I noticed huge latency on the volume hosting the data’s since the volume reached around 4-5TB and it keep getting worse as the volume increased. Moving the database files to SSD reduced the problems but did not solve it completely.
- The file system used for the data drive was NTFS with 4KB clusters
- The drive activity was constantly around 80-100%
- The average latency was way above 300ms even when the activity was very low
Listing the files on the volume was very slow and I started suspecting defragmentation or files count problems. I tried defragmenting the volume but it was taking ages and did not seem to solve anything.
I then though of two options:
- Try to migrate the volume to a NTFS 64KB cluster to try to reduce the MFT file and limit fragmentation.
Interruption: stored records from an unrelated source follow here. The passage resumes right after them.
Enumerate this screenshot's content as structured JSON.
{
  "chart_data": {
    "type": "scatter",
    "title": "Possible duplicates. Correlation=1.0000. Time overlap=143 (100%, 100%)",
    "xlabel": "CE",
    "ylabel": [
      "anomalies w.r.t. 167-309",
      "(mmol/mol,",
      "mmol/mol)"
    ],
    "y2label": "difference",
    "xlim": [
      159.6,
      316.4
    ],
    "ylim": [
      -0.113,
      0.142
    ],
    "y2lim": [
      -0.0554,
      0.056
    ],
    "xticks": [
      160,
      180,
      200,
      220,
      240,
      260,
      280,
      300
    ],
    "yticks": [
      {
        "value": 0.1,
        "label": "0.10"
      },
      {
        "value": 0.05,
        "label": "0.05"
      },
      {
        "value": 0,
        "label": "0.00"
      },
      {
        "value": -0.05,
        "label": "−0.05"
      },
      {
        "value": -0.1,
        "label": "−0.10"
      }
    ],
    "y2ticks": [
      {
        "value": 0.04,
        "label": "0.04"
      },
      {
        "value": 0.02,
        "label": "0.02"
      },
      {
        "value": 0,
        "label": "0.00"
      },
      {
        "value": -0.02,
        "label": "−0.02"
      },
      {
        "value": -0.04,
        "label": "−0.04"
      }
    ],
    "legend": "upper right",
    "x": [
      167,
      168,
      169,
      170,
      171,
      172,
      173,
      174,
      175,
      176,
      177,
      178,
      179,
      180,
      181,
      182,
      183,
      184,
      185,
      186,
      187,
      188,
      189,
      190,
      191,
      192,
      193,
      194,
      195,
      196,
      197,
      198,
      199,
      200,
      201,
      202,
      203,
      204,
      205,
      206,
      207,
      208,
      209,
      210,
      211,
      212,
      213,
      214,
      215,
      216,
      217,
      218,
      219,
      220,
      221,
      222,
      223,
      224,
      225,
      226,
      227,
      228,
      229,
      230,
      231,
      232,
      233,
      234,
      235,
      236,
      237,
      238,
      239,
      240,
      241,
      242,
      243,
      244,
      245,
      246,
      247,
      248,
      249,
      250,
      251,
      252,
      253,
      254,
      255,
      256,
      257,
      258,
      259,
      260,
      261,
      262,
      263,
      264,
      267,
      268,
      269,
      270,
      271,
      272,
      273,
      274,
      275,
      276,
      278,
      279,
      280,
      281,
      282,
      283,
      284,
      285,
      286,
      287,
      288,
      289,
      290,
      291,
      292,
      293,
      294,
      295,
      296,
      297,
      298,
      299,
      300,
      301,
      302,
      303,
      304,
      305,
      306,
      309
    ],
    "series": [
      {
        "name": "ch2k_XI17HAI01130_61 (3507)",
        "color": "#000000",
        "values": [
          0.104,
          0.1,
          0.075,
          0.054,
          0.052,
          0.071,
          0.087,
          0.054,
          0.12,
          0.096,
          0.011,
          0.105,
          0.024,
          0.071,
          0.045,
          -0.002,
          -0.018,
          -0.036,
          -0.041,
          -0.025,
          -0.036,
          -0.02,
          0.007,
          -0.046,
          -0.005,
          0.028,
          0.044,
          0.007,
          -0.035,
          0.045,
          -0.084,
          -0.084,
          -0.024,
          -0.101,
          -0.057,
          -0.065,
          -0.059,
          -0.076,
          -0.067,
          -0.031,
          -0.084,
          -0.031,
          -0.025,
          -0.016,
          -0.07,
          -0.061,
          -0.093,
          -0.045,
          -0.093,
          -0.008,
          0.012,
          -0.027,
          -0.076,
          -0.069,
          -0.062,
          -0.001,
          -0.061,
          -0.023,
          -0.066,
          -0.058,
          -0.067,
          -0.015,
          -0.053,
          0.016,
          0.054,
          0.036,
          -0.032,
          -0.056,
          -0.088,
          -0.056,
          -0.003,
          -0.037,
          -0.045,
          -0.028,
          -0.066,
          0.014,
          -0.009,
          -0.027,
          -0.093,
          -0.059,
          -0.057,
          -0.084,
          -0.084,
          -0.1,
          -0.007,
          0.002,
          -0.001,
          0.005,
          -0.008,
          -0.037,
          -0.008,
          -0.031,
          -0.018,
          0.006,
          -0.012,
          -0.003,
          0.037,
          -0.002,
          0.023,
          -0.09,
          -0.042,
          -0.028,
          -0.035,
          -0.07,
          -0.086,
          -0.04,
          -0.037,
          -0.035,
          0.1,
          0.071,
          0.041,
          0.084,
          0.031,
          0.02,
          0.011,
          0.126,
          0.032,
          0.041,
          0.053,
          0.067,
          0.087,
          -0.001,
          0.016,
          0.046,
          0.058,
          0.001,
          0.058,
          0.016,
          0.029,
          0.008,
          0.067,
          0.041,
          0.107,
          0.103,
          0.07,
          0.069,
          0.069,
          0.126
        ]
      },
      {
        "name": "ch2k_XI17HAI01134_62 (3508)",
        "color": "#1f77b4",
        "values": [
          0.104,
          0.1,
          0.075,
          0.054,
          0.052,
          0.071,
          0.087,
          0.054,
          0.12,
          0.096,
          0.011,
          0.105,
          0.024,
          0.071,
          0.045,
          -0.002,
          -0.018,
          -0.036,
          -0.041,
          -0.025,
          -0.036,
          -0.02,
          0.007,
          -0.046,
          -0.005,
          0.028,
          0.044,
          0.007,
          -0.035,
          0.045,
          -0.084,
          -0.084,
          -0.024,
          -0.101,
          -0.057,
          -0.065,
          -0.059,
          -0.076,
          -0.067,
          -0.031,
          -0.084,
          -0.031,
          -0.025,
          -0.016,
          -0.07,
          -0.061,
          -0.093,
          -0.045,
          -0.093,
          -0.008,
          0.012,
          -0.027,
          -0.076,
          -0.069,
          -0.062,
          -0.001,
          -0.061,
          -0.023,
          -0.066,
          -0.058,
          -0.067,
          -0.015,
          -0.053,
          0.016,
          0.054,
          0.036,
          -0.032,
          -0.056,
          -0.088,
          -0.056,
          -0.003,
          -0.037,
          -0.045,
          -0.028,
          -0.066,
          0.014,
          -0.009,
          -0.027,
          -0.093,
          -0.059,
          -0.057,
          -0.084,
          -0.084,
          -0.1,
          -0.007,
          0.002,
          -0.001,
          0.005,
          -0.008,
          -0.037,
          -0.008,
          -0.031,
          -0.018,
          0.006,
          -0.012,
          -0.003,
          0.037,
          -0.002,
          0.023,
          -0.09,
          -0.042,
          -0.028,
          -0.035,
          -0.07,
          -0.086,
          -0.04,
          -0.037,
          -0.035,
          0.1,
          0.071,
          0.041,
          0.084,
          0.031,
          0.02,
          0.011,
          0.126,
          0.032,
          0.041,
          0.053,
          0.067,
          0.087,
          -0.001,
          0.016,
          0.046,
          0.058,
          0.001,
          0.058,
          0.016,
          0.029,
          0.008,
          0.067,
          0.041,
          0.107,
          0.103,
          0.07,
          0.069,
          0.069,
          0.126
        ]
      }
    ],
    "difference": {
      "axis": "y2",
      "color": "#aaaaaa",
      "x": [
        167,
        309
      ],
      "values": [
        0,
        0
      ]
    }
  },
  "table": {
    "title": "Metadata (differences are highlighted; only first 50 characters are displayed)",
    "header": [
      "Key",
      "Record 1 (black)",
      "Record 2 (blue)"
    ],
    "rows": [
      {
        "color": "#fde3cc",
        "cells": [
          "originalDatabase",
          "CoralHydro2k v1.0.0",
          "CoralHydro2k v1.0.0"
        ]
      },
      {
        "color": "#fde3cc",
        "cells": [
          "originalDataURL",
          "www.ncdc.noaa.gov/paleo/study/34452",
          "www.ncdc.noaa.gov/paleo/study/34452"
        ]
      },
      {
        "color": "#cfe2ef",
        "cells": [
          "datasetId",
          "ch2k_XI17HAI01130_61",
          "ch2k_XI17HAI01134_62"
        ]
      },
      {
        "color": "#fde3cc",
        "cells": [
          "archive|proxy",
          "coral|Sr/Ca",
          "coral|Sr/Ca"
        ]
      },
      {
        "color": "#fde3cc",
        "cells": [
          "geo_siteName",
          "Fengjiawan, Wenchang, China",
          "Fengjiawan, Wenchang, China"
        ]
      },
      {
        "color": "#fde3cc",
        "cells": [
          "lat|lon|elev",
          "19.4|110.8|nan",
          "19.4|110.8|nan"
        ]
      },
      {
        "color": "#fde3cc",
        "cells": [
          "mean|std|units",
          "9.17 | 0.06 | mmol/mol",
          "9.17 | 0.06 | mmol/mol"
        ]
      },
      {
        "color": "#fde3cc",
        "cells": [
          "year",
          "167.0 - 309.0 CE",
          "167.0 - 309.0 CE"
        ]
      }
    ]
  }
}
However, I would lose a little bit of space, as the average file size is not very huge.
- Try to migrate the volume to ReFS 4KB. ReFS have his pro and cons but it there is something that I does much better than NTFS is dealing with huge numbers of files, NTFS usually keep getting slower and slower the more file you add (talking about millions of files here)
I chose to test ReFS. I migrated my 11TB volume to a new ReFS 4KB partition (took some time for the copy but the node downtime was only 20 min) and it is the night and day:
- Average latency under 1ms
- Average activity is around 5-10%
- Node startup have the data volume at 60% for 3-4 minutes compare to 100% for more than 30 min before
- Listing the files on the volume is quite fast now
PS: It is just my experience; I am not saying that ReFS is better than NTFS for every Windows node. But if you are facing huge latency spike on a > 10TB volume on Windows Server it might be the solution for you.